Update: Run `ops update`
booting /home/eyberg/.ops/images/main.img ...
en1: assigned 10.0.2.15
hello!
% time seconds usecs/call calls errors syscall
------ ------------ ------------ ------------ ------------------------------
48.53 0.000644 215 3 brk
25.16 0.000334 334 1 read
16.05 0.000213 213 1 write
3.31 0.000044 6 7 mmap
1.73 0.000023 6 4 pread64
1.58 0.000021 4 5 4 openat
0.97 0.000013 13 1 close
0.90 0.000012 3 4 mprotect
0.67 0.000009 9 1 uname
0.37 0.000005 5 1 1 access
0.22 0.000003 2 2 fstat
0.22 0.000003 1 3 3 stat
0.22 0.000003 2 2 1 arch_prctl
------ ------------ ------------ ------------ ------------------------------
100.00 0.001327 35 9 total
exit status 1
Here we can see the call to brk is taking the most time.

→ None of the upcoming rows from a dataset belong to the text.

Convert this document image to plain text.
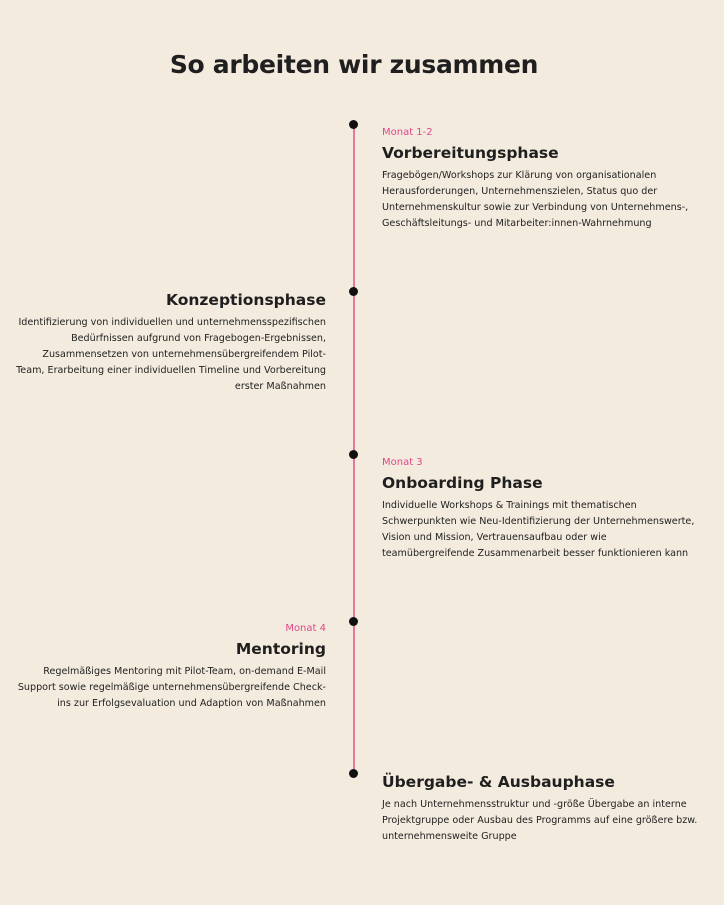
So arbeiten wir zusammen

Monat 1-2

Vorbereitungsphase

Fragebögen/Workshops zur Klärung von organisationalen Herausforderungen, Unternehmenszielen, Status quo der Unternehmenskultur sowie zur Verbindung von Unternehmens-, Geschäftsleitungs- und Mitarbeiter:innen-Wahrnehmung

Konzeptionsphase

Identifizierung von individuellen und unternehmensspezifischen Bedürfnissen aufgrund von Fragebogen-Ergebnissen, Zusammensetzen von unternehmensübergreifendem Pilot-Team, Erarbeitung einer individuellen Timeline und Vorbereitung erster Maßnahmen

Monat 3

Onboarding Phase

Individuelle Workshops & Trainings mit thematischen Schwerpunkten wie Neu-Identifizierung der Unternehmenswerte, Vision und Mission, Vertrauensaufbau oder wie teamübergreifende Zusammenarbeit besser funktionieren kann

Monat 4

Mentoring

Regelmäßiges Mentoring mit Pilot-Team, on-demand E-Mail Support sowie regelmäßige unternehmensübergreifende Check-ins zur Erfolgsevaluation und Adaption von Maßnahmen

Übergabe- & Ausbauphase

Je nach Unternehmensstruktur und -größe Übergabe an interne Projektgruppe oder Ausbau des Programms auf eine größere bzw. unternehmensweite Gruppe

Let's look at a go sample to compare - same code but different language.
package main
import "fmt"
func main() {
fmt.Println("yo")
}
➜ g ops run --syscall-summary g
booting /Users/eyberg/.ops/images/g.img ...
en1: assigned 10.0.2.15
yo
% time seconds usecs/call calls errors syscall
------ ------------ ------------ ------------ ------------ ------------------
36.00 0.000180 1 147 mmap
17.80 0.000089 1 130 munmap
16.20 0.000081 81 1 sched_yield
14.40 0.000072 72 1 write
9.00 0.000045 15 3 clone
3.40 0.000017 17 1 readlinkat
2.00 0.000010 1 13 nanosleep
0.80 0.000004 4 1 1 openat
0.40 0.000002 0 9 futex
0.00 0.000000 0 3 fcntl
0.00 0.000000 0 44 clock_gettime
0.00 0.000000 0 113 rt_sigaction
0.00 0.000000 0 7 gettid
0.00 0.000000 0 11 rt_sigprocmask
0.00 0.000000 0 1 sched_getaffinity
0.00 0.000000 0 1 arch_prctl
0.00 0.000000 0 8 sigaltstack
------ ------------ ------------ ------------ ------------ ------------------
100.00 0.000500 494 1 total
Interesting to see. Both mmap and brk are taking up the largest amount of time. Did you know both of these calls can provide similiar functionality albeit in a different manner? The reason we see mmap being used by Go is because Go implements a small language managed runtime and implements garbage collection. This is probably one of the reasons why the Go team chose to use mmap instead for their memory allocator.
So even though the code is roughly the same it is implemented differently at the syscall level. This is why it is important to have tooling to profile the syscalls and where this tool comes in handy.